To additionally detect the expression of the UBE2C protein in glioma tissues, immunohistochemistry was performed. As illustrated in Fig. 2, UBE2C was not expressed in non-cancerous brain tissues. There was significant UBE2C protein expression in 46 of 97 (47.4%) low-grade gliomas. In total, 73.5% of patients (25 out of 34 patients) with anaplastic (grade III) gliomas demonstrated significant UBE2C protein expression, whereas 78.8% (63 of 80) of glioblastomas (GBM; grade IV) exhibited significant UBE2C staining (2).

The present study evaluated the association of UBE2C expression with clinicopathological variables (Table I). According to the strength of staining for UBE2C in cells, which was classified as absent, weak, moderate or strong staining, the glioma tissues were divided into two groups, negative and positive. UBE2C expression was not associated with the patient age, patient gender, extent of resection, IDH1 mutation status and TMZ chemotherapy.

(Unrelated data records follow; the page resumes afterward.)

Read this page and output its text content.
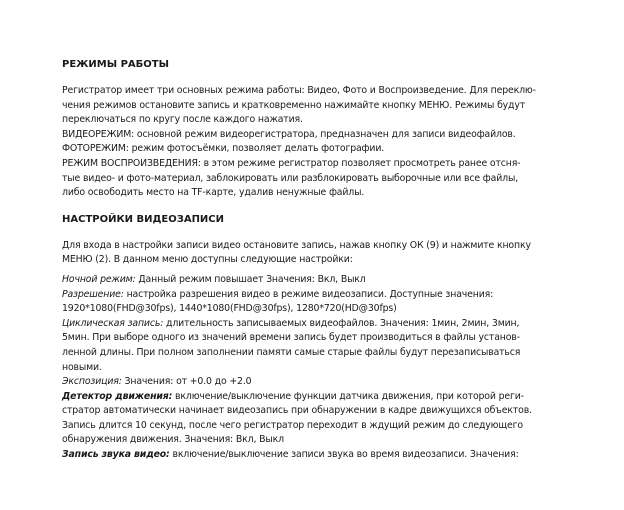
РЕЖИМЫ РАБОТЫ
Регистратор имеет три основных режима работы: Видео, Фото и Воспроизведение. Для переклю-
чения режимов остановите запись и кратковременно нажимайте кнопку МЕНЮ. Режимы будут
переключаться по кругу после каждого нажатия.
ВИДЕОРЕЖИМ: основной режим видеорегистратора, предназначен для записи видеофайлов.
ФОТОРЕЖИМ: режим фотосъёмки, позволяет делать фотографии.
РЕЖИМ ВОСПРОИЗВЕДЕНИЯ: в этом режиме регистратор позволяет просмотреть ранее отсня-
тые видео- и фото-материал, заблокировать или разблокировать выборочные или все файлы,
либо освободить место на TF-карте, удалив ненужные файлы.
НАСТРОЙКИ ВИДЕОЗАПИСИ
Для входа в настройки записи видео остановите запись, нажав кнопку ОК (9) и нажмите кнопку
МЕНЮ (2). В данном меню доступны следующие настройки:
Ночной режим: Данный режим повышает Значения: Вкл, Выкл
Разрешение: настройка разрешения видео в режиме видеозаписи. Доступные значения:
1920*1080(FHD@30fps), 1440*1080(FHD@30fps), 1280*720(HD@30fps)
Циклическая запись: длительность записываемых видеофайлов. Значения: 1мин, 2мин, 3мин,
5мин. При выборе одного из значений времени запись будет производиться в файлы установ-
ленной длины. При полном заполнении памяти самые старые файлы будут перезаписываться
новыми.
Экспозиция: Значения: от +0.0 до +2.0
Детектор движения: включение/выключение функции датчика движения, при которой реги-
стратор автоматически начинает видеозапись при обнаружении в кадре движущихся объектов.
Запись длится 10 секунд, после чего регистратор переходит в ждущий режим до следующего
обнаружения движения. Значения: Вкл, Выкл
Запись звука видео: включение/выключение записи звука во время видеозаписи. Значения:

The Kaplan-Meier method was performed to elucidate the association of UBE2C expression with the prognosis of glioma patients. The median expression of UBE2C in anaplastic glioma patients was 2.1061 and the median expression of UBE2C in GBM patients was 1.3937. When the median expression values of UBE2C (the relative expression level detected by microarray) was used as the cut-off point, patients with a higher UBE2C expression possessed a significantly decreased overall survival time in patients with anaplastic glioma (P<0.01; Fig. 3A) and those with GBM (P=0.035; Fig. 3B).

Multivariate analysis of 80 patients with GBM was performed for UBE2C expression and pathological predictors for survival time using Cox's proportional hazard regression analysis. The results demonstrated that the UBE2C expression, extent of resection, TMZ chemotherapy and IDH1 mutation status were independent prognostic factors of patient prognosis (Table II). Therefore, the expression level of UBEC1 may be a valuable prognostic marker for glioblastoma patients.